Context Gilead (NASDAQ: GILD) announced the deal in February 2026, offering $115 in cash plus a contingent value right (CVR) that could pay up to $5 per share if a regulatory milestone is met. Arcellx (NASDAQ: ACLX) traded around $88 before the offer, implying a premium of roughly 30%. The transaction values Arcellx at about $2.6 billion, a small fraction of Gilead’s market capitalization of roughly $410 billion. Biotech M&A premiums have averaged near 40% over the past two years, so this offer sits slightly below that benchmark.

Key Facts On April 28, 2026, Gilead’s subsidiary completed the tender offer, delivering $115 cash per share and one CVR per share to Arcellx shareholders. The merger closed the same day, turning Arcellx into a wholly owned subsidiary of Gilead. Following the merger, the reporting person tendered all his Arcellx shares; his unexercised options and RSUs were canceled under the merger terms, leaving him with no beneficial ownership in the company.

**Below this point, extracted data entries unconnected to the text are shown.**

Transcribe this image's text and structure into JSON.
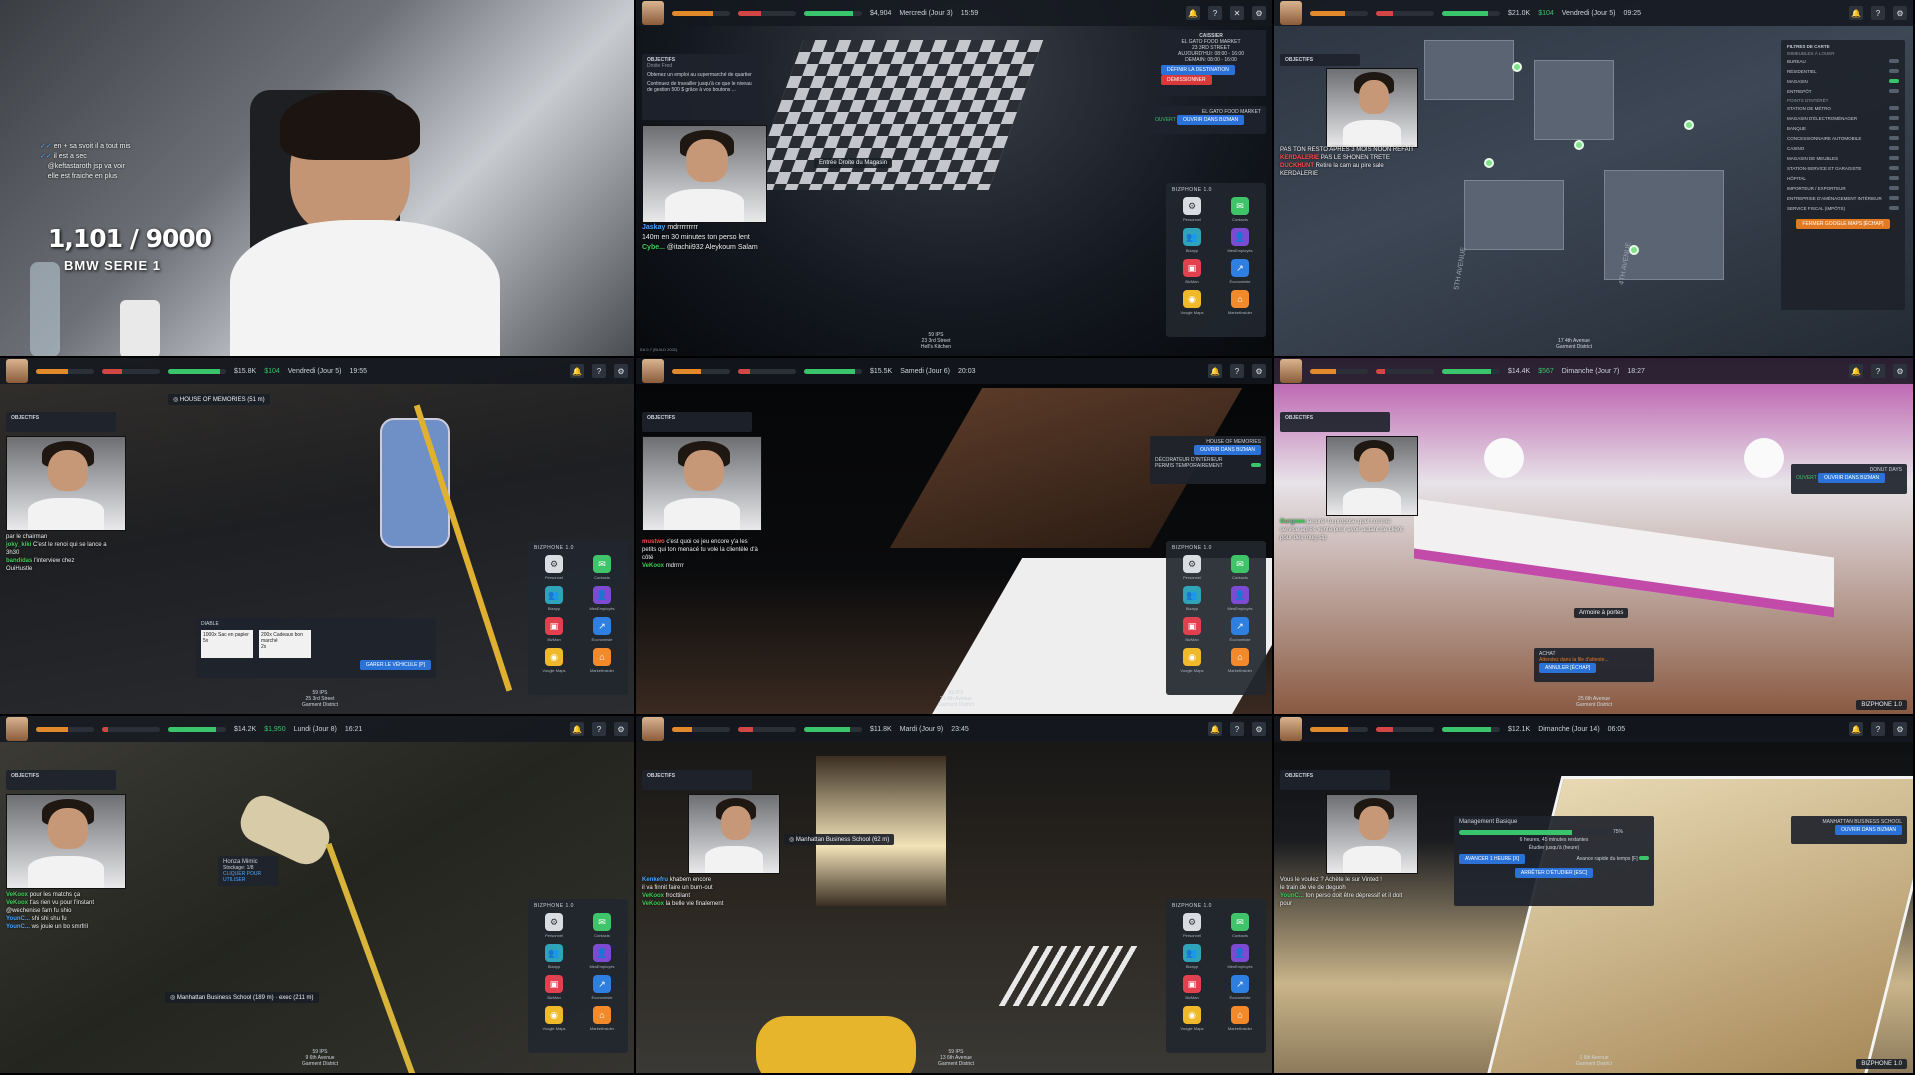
{
  "cell1": {
    "counter": "1,101 / 9000",
    "caption": "BMW SERIE 1",
    "chat": [
      {
        "user": "",
        "text": "en + sa svoit il a tout mis"
      },
      {
        "user": "",
        "text": "il est a sec"
      },
      {
        "user": "",
        "text": "@keftastaroth jsp va voir"
      },
      {
        "user": "",
        "text": "elle est fraiche en plus"
      }
    ]
  },
  "cell2": {
    "hud": {
      "money": "$4,904",
      "day": "Mercredi (Jour 3)",
      "time": "15:59"
    },
    "objectives_title": "OBJECTIFS",
    "objectives_sub": "Droite Fred",
    "objective_lines": [
      "Obtenez un emploi au supermarché de quartier",
      "Continuez de travailler jusqu'à ce que le niveau de gestion 500 $ grâce à vos boutons ..."
    ],
    "store_panel": {
      "title": "CAISSIER",
      "name": "EL GATO FOOD MARKET",
      "address": "23 3RD STREET",
      "today": "AUJOURD'HUI: 08:00 - 16:00",
      "tomorrow": "DEMAIN: 08:00 - 16:00",
      "btn1": "DÉFINIR LA DESTINATION",
      "btn2": "DÉMISSIONNER"
    },
    "store_panel2": {
      "title": "EL GATO FOOD MARKET",
      "status": "OUVERT",
      "btn": "OUVRIR DANS BIZMAN"
    },
    "entrance_label": "Entrée Droite du Magasin",
    "chat": [
      {
        "user": "Jaskay",
        "text": "mdrrrrrrrrr"
      },
      {
        "user": "",
        "text": "140m en 30 minutes ton perso lent"
      },
      {
        "user": "Cybe...",
        "text": "@itachii932 Aleykoum Salam"
      }
    ],
    "location": {
      "fps": "59 IPS",
      "street": "23 3rd Street",
      "district": "Hell's Kitchen"
    },
    "version": "EA 0.7 (BUILD 2002)"
  },
  "cell3": {
    "hud": {
      "money": "$21.0K",
      "extra": "$104",
      "day": "Vendredi (Jour 5)",
      "time": "09:25"
    },
    "objectives_title": "OBJECTIFS",
    "chat": [
      {
        "user": "",
        "text": "PAS TON RESTO APRES 3 MOIS NOON REFAIT"
      },
      {
        "user": "KERDALERIE",
        "text": "PAS LE SHONEN TRETE"
      },
      {
        "user": "DUCKHUNT",
        "text": "Retire la cam au pire sale"
      },
      {
        "user": "",
        "text": "KERDALERIE"
      }
    ],
    "filter_title": "FILTRES DE CARTE",
    "filter_section1": "IMMEUBLES À LOUER",
    "filters": [
      "BUREAU",
      "RÉSIDENTIEL",
      "MAGASIN",
      "ENTREPÔT"
    ],
    "filter_section2": "POINTS D'INTÉRÊT",
    "filters2": [
      "STATION DE MÉTRO",
      "MAGASIN D'ÉLECTROMÉNAGER",
      "BANQUE",
      "CONCESSIONNAIRE AUTOMOBILE",
      "CASINO",
      "MAGASIN DE MEUBLES",
      "STATION-SERVICE ET GARAGISTE",
      "HÔPITAL",
      "IMPORTEUR / EXPORTEUR",
      "ENTREPRISE D'AMÉNAGEMENT INTÉRIEUR",
      "SERVICE FISCAL (IMPÔTS)"
    ],
    "filter_btn": "FERMER GOOGLE MAPS [ÉCHAP]",
    "street_labels": [
      "5TH AVENUE",
      "4TH AVENUE"
    ],
    "location": {
      "street": "17 4th Avenue",
      "district": "Garment District"
    }
  },
  "cell4": {
    "hud": {
      "money": "$15.8K",
      "extra": "$104",
      "day": "Vendredi (Jour 5)",
      "time": "19:55"
    },
    "destination": "HOUSE OF MEMORIES (51 m)",
    "chat": [
      {
        "user": "",
        "text": "par le chairman"
      },
      {
        "user": "joky_kiki",
        "text": "C'est le renoi qui se lance a"
      },
      {
        "user": "",
        "text": "3h30"
      },
      {
        "user": "bandidas",
        "text": "l'interview chez"
      },
      {
        "user": "",
        "text": "OuiHustle"
      }
    ],
    "dialog": {
      "title": "DIABLE",
      "item1": "1000x Sac en papier",
      "item1_price": "5x",
      "item2": "200x Cadeaux bon marché",
      "item2_price": "2x",
      "btn": "GARER LE VÉHICULE [P]"
    },
    "phone_title": "BIZPHONE 1.0",
    "location": {
      "fps": "59 IPS",
      "street": "25 3rd Street",
      "district": "Garment District"
    }
  },
  "cell5": {
    "hud": {
      "money": "$15.5K",
      "day": "Samedi (Jour 6)",
      "time": "20:03"
    },
    "panel": {
      "title": "HOUSE OF MEMORIES",
      "btn": "OUVRIR DANS BIZMAN",
      "sub": "DÉCORATEUR D'INTÉRIEUR",
      "row": "PERMIS TEMPORAIREMENT"
    },
    "chat": [
      {
        "user": "mustwo",
        "text": "c'est quoi ce jeu encore y'a les petits qui ton menacé tu vole la clientèle d'à côté"
      },
      {
        "user": "VeKoox",
        "text": "mdrrrrr"
      }
    ],
    "phone_title": "BIZPHONE 1.0",
    "location": {
      "fps": "59 IPS",
      "street": "21 4th Avenue",
      "district": "Garment District"
    }
  },
  "cell6": {
    "hud": {
      "money": "$14.4K",
      "extra": "$567",
      "day": "Dimanche (Jour 7)",
      "time": "18:27"
    },
    "shop_panel": {
      "title": "DONUT DAYS",
      "status": "OUVERT",
      "btn": "OUVRIR DANS BIZMAN"
    },
    "chat": [
      {
        "user": "Gurgeon",
        "text": "jai jurer tu propose quel comme service après vente pour avoir autant de client pour des mug stp"
      }
    ],
    "object_label": "Armoire à portes",
    "buy_panel": {
      "title": "ACHAT",
      "hint": "Attendez dans la file d'attente...",
      "btn": "ANNULER [ÉCHAP]"
    },
    "phone_title": "BIZPHONE 1.0",
    "location": {
      "street": "25 6th Avenue",
      "district": "Garment District"
    }
  },
  "cell7": {
    "hud": {
      "money": "$14.2K",
      "extra": "$1,950",
      "day": "Lundi (Jour 8)",
      "time": "16:21"
    },
    "vehicle": {
      "name": "Honza Mimic",
      "storage": "Stockage: 1/8",
      "hint": "CLIQUER POUR UTILISER"
    },
    "destination": "Manhattan Business School (189 m) · exec (211 m)",
    "chat": [
      {
        "user": "VeKoox",
        "text": "pour les matchs ça"
      },
      {
        "user": "VeKoox",
        "text": "t'as rien vu pour l'instant"
      },
      {
        "user": "",
        "text": "@wechenise fam fu shio"
      },
      {
        "user": "YounC...",
        "text": "shi shi shu fu"
      },
      {
        "user": "YounC...",
        "text": "ws jouie un bo smrfril"
      }
    ],
    "phone_title": "BIZPHONE 1.0",
    "location": {
      "fps": "59 IPS",
      "street": "9 6th Avenue",
      "district": "Garment District"
    }
  },
  "cell8": {
    "hud": {
      "money": "$11.8K",
      "day": "Mardi (Jour 9)",
      "time": "23:45"
    },
    "destination": "Manhattan Business School (62 m)",
    "chat": [
      {
        "user": "Kenkefru",
        "text": "khabem encore"
      },
      {
        "user": "",
        "text": "il va finnit faire un burn-out"
      },
      {
        "user": "VeKoox",
        "text": "frocttilant"
      },
      {
        "user": "VeKoox",
        "text": "la belle vie finalement"
      }
    ],
    "phone_title": "BIZPHONE 1.0",
    "location": {
      "fps": "59 IPS",
      "street": "13 6th Avenue",
      "district": "Garment District"
    }
  },
  "cell9": {
    "hud": {
      "money": "$12.1K",
      "day": "Dimanche (Jour 14)",
      "time": "06:05"
    },
    "school_panel": {
      "title": "MANHATTAN BUSINESS SCHOOL",
      "btn": "OUVRIR DANS BIZMAN"
    },
    "study": {
      "title": "Management Basique",
      "percent": "75%",
      "remaining": "6 heures, 45 minutes restantes",
      "until": "Étudier jusqu'à (heure)",
      "btn1": "AVANCER 1 HEURE [X]",
      "btn2": "Avance rapide du temps [F]",
      "btn3": "ARRÊTER D'ÉTUDIER [ESC]"
    },
    "chat": [
      {
        "user": "",
        "text": "Vous le voulez ? Achète le sur Vinted !"
      },
      {
        "user": "",
        "text": "le train de vie de deguoh"
      },
      {
        "user": "YounC...",
        "text": "ton perso doit être dépressif et il doit pour"
      }
    ],
    "phone_title": "BIZPHONE 1.0",
    "location": {
      "street": "1 6th Avenue",
      "district": "Garment District"
    }
  },
  "phone_apps": [
    {
      "label": "Personnel",
      "color": "#d9dde2",
      "icon": "gear-icon"
    },
    {
      "label": "Contacts",
      "color": "#3fc46a",
      "icon": "chat-icon"
    },
    {
      "label": "Bizapp",
      "color": "#2fa3b9",
      "icon": "people-icon"
    },
    {
      "label": "MesEmployés",
      "color": "#7c4bd1",
      "icon": "user-icon"
    },
    {
      "label": "BizMan",
      "color": "#e2404e",
      "icon": "briefcase-icon"
    },
    {
      "label": "Économiste",
      "color": "#2f7fe0",
      "icon": "chart-icon"
    },
    {
      "label": "Voogle Maps",
      "color": "#f0b92a",
      "icon": "map-icon"
    },
    {
      "label": "MarketInsider",
      "color": "#f28a2c",
      "icon": "market-icon"
    }
  ]
}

What It Means The CVR mechanism allows former Arcellx investors to benefit from future success without additional upfront cost, aligning incentives between Gilead and the acquired team. Canceling in‑the‑money options and RSUs converts those awards into immediate cash payments based on the $115 tender price, which explains why the insider no longer holds any stake. For Gilead, the deal adds a promising CAR‑T platform while limiting cash outflow to about $3.3 billion if all CVRs pay out, a modest slice of its annual R&D budget.

Watch for the milestone that triggers the CVR payments; if achieved, Gilead will disburse up to $5 per Arcellx share, potentially adding another $130 million to the total consideration.